Günlük hayatta neredeyse her mutfakta bulunan mikrodalga fırınların ortaya çıkış hikayesi, savaş teknolojisi ve tamamen bir tesadüf ile başladı. İkinci Dünya Savaşı döneminde radar sistemleri üzerinde çalışan Amerikalı mühendis Percy Spencer, magnetron adı verilen mikrodalga yayan bir tüpün yanında gerçekleşen ilginç bir olayı fark etti. Bu olay, yıllar sonra dünya çapında kullanılan bir mutfak cihazının doğmasına yol açtı.

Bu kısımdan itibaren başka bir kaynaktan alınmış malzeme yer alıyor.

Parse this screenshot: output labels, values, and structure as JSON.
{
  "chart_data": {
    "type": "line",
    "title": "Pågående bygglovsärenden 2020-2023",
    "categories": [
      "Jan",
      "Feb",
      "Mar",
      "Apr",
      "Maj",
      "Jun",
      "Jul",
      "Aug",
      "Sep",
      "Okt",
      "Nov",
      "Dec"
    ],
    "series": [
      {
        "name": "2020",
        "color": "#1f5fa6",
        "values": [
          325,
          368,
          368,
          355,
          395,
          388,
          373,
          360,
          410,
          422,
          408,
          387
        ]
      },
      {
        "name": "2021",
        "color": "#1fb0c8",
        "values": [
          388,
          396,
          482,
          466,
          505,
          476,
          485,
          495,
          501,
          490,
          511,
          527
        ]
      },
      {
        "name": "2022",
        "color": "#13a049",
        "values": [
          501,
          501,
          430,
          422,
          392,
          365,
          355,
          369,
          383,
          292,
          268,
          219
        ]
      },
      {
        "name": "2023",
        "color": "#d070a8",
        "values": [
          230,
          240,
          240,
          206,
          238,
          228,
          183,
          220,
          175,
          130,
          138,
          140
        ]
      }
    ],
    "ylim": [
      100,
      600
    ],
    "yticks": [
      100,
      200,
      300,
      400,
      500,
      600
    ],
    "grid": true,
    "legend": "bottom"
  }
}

BİR ÇİKOLATA BARINDAN DOĞAN FİKİR KEŞİFE NEDEN OLDU
1940’lı yıllarda radar sistemleri geliştiren Raytheon firmasında çalışan Spencer, aktif bir cihazın yakınında durduğu sırada cebindeki çikolatanın eridiğini fark etti. Dışarıdan gözle görülen bir ısı kaynağı olmamasına rağmen yaşanan bu erime, Spencer’ın dikkatini çekti ve olayı araştırmaya karar verdi.
İLK DENEYLER PATLAMIŞ MISIR VE YUMURTA İLE YAPILDI
Spencer, mikrodalgaların yiyecek üzerindeki etkisini anlamak için deneylere başladı. İlk olarak mısır tanelerini cihazın yakınına koydu ve kısa süre içinde patlamış mısır elde etti. Ardından bir yumurta ile yaptığı denemede yumurtanın içten dışa piştiğini ve sonunda patladığını gözlemledi. Bu deneyler, mikrodalgaların yiyeceklerdeki su moleküllerini titreştirerek ısı açığa çıkardığını kanıtladı.

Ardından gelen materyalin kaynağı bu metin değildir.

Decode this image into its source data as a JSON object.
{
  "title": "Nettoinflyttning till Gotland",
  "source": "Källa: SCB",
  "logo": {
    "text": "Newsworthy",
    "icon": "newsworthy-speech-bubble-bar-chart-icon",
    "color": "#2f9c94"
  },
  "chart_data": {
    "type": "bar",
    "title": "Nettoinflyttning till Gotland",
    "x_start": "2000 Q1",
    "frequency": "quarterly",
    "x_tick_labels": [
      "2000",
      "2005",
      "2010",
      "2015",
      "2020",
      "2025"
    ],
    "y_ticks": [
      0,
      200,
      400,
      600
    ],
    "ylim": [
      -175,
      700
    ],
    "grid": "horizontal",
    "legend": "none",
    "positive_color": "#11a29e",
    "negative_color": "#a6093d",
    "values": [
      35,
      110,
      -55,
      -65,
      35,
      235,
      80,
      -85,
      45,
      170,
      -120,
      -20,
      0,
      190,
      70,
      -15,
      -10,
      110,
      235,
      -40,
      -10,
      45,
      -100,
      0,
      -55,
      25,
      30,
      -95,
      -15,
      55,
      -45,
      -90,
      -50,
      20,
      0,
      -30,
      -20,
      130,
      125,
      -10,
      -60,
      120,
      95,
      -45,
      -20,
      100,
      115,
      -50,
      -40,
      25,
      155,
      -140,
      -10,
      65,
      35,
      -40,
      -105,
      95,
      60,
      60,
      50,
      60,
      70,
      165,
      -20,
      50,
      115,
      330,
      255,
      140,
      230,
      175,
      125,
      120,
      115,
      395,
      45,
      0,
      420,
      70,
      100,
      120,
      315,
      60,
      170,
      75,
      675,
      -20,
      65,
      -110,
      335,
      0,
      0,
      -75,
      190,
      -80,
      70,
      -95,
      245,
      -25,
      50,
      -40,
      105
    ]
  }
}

RADARRANGE İLE TİCARİ ÜRÜNE DÖNÜŞTÜ
Spencer buluşunu kısa süre içinde endüstriyel bir ürüne dönüştürdü. “RadarRange” adı verilen ilk mikrodalga fırınlar oldukça büyük boyutlarda ve pahalıydı. İlk olarak askeri mutfaklarda ve büyük işletmelerde kullanılan cihaz, ilerleyen yıllarda küçülerek ev ortamına uygun hale getirildi.
Zaman içinde daha kompakt ve ekonomik modellerin üretilmesi sayesinde mikrodalga fırınlar, modern yaşamın temel mutfak gereçlerinden biri haline geldi. Hızlı ısıtma, pratik kullanım ve yer tasarrufu sunan bu cihazlar, bugün milyonlarca evde günlük mutfak rutinlerinin ayrılmaz bir parçası olarak yerini koruyor.